Schroeder remarked some months ago that “he was not Moses” i.e. the reforms were not written on tablets of stone. A lesson there for Schaeuble, perhaps!


That Reuters article is soul destroying. The European Union economic policy making elite are embarrassing, complete but unaccountable failures. What do we have do to replace these people? Is the EU beyond saving?

EU policymakers and central bankers say highly indebted countries will have no alternative for several years to curbing public spending and shrinking the state, however politically unpalatable that may be.
The lesson that leaders such as French President Francois Hollande and new Italian Prime Minister Enrico Letta seem to have drawn is that they must pursue fiscal discipline by stealth while constantly talking up growth.

Four years of policy failure means we need to redouble commitment to the failed policy but hide it. Leo Strauss where are ye?

@ Flj

I don’t think so. The ground is shifting under the Merkel/Schaeuble roadshow.

Countries will continue on the budgetary consolidation track as they have little choice. But the idea that Germany is doing everything right and need make no adjustments is being revealed for the charade that it is (unwittingly by some of its defenders!). What is of particular interest between now and the election is whether she will feel compelled to steal some of the clothes of the SDP. Such theft could include making some of the adjustments required.

It’s pretty easy to “wait it out” when you’re on a €100,000+ salary with pension benefits, jobs lined up with Goldman et al, and are shunting all the costs onto the poor, the young, and the unemployed.
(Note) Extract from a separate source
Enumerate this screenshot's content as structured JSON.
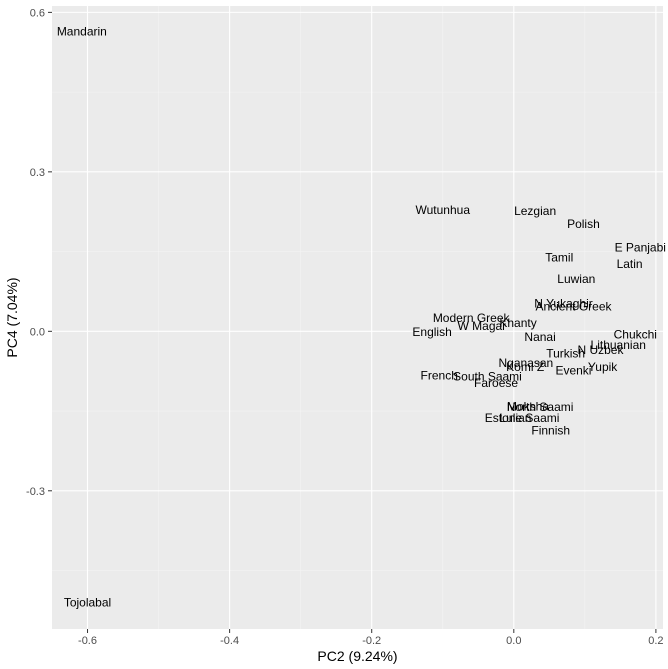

I’ll bet most of these guys have private helicopters.

yesterdays US WSJ ed,number one book wow-hate paywalls but…
“LISBON—A book by a Portuguese economist achieved a small feat on its release last month: It instantly topped Portugal’s bestseller list, overtaking several diet books and even the popular erotic novel “Fifty Shades of Grey.”

The book, “Why We Should Leave the Euro” by João Ferreira do Amaral, has helped ignite a public debate in Portugal about the real cause of the country’s economic pain: Is it only the hated austerity needed to secure European bailout loans, or is the euro?”

here is Ambrose-non paywall,but in fairness came across it in WSJ first-the book or a translation does not appear to be available stateside.


How dissimilar are the problems facing Portugal to those facing Ireland – or in both cases are simply witnessing the consequences of an asset bubble bursting in two over leveraged economies (with the only difference being magnitude of leverage)?

@AC the weather is much nicer oh they have great economists who write number one selling books and actually advocate solutions….link above….
Hold on……I think there was a media ban you may never have heard of this excellent book….it’s modern day porn like Ulysess was sorta banned!

Who is the irish economist with the greatest knowledge of international finance?